= Kasmanda Palace =

Kasmanda Palace is a historic hotel in Mussoorie, Uttarakhand, India. It was originally built in 1836 by Captain Rennie Tailour of the Bengal Engineers as part of the Christ Church complex. Over time, the building was used as a sanatorium for British soldiers during the Crimean War (1853–1856) and later became a school that operated from 1896 to 1910. In 1915, it was purchased by the ruling family of Kasmanda, a former princely state in Oudh, for use as a summer residence.

== History ==
Kasmanda Palace was originally constructed in 1836 by Captain Rennie Tailour of the Bengal Engineers as part of the Christ Church complex in Mussoorie.
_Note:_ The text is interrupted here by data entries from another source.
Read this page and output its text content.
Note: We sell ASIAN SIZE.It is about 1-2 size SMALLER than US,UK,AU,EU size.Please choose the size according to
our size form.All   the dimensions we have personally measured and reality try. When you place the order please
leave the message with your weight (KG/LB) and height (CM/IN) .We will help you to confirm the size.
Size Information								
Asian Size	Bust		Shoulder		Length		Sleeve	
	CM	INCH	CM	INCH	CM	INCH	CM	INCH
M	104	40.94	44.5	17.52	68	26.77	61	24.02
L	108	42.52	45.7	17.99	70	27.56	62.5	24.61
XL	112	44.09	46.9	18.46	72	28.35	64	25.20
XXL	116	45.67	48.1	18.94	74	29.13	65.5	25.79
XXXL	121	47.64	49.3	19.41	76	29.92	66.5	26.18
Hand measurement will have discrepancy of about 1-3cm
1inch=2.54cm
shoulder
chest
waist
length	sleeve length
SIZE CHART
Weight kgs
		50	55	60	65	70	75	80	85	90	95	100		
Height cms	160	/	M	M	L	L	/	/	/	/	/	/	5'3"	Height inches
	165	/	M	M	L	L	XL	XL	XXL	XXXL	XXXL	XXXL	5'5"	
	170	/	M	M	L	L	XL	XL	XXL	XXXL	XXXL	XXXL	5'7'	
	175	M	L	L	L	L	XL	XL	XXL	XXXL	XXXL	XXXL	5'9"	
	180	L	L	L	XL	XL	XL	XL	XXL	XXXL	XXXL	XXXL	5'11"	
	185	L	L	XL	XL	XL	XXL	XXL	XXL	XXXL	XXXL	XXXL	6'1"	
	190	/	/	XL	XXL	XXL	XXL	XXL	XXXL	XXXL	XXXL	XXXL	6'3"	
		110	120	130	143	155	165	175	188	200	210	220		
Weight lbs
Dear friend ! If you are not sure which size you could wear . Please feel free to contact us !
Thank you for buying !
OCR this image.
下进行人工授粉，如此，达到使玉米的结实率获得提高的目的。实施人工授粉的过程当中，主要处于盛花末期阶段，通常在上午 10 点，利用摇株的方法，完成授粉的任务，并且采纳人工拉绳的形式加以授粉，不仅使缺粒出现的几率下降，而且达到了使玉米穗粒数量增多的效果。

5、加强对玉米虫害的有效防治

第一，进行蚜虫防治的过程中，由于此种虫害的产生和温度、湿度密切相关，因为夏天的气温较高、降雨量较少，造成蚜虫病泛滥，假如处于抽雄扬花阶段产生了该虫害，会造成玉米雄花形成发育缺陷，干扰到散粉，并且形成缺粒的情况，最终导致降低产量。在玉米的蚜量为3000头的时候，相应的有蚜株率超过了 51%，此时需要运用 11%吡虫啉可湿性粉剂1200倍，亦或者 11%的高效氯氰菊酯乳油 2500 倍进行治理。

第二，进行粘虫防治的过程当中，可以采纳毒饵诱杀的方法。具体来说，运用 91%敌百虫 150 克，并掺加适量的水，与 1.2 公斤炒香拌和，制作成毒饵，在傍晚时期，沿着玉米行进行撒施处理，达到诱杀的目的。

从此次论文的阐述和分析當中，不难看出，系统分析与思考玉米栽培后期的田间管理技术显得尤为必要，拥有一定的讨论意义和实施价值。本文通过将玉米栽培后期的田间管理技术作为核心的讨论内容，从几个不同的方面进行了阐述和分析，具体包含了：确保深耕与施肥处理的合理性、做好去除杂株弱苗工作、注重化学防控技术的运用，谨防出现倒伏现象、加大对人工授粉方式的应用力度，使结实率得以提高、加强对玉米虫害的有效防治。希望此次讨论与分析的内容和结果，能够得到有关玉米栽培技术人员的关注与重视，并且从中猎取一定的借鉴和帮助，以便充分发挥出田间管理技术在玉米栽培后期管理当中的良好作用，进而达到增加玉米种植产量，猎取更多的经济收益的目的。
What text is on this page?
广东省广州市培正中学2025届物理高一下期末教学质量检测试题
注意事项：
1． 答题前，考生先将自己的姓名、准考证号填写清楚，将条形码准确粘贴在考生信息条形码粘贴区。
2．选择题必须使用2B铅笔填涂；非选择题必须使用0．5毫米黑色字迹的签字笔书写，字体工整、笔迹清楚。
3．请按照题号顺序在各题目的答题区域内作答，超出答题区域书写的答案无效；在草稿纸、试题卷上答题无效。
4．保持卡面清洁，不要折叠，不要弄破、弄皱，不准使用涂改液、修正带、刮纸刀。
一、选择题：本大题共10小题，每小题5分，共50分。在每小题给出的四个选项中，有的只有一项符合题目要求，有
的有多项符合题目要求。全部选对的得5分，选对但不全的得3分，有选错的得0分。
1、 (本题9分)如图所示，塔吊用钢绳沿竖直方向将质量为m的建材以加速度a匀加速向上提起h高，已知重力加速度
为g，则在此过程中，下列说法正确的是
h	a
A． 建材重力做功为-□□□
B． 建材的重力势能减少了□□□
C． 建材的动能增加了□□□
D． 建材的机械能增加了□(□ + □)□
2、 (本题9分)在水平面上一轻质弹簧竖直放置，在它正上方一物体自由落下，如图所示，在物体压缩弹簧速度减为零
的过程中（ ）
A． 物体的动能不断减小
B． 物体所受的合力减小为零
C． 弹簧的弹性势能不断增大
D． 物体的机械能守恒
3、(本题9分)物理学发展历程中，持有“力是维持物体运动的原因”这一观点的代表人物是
During the mid‑19th century, it served as a sanatorium for British troops, notably during the Crimean War period, and was later converted into one of Mussoorie’s first schools, operating until 1910. In 1915, the estate was purchased by the ruling family of Kasmanda, a former taluqdari house of Awadh and became their summer residence for six successive generations. The main building was finally converted into a heritage boutique hotel in 1992 under Rajkumar Dinraj Pratap Singhji and Kunwarani Saheba Yadu Nandini Singh of Kasmanda.

== Architecture ==
Kasmanda Palace is designed in Anglo‑French colonial style, with its white‑plastered masonry walls and steep red‑sloping roofs set against three acres of pine‑forested lawns. The two‑storey mansion is laid out around a central courtyard, approached via a broad, colonnaded veranda that wraps the ground floor, while dormered attic windows and quoined corners add to its Victorian‑era elegance. Internally, the grand wooden staircase leads to 24 uniquely appointed rooms, each retaining period features such as carved wooden doors, marble flooring, and imported wrought‑iron balustrades. The surrounding Magnolia gardens, planted in the early 20th century by Rajmata Vidyawati Devi of Kasmanda, provide both shade and seasonal floral displays.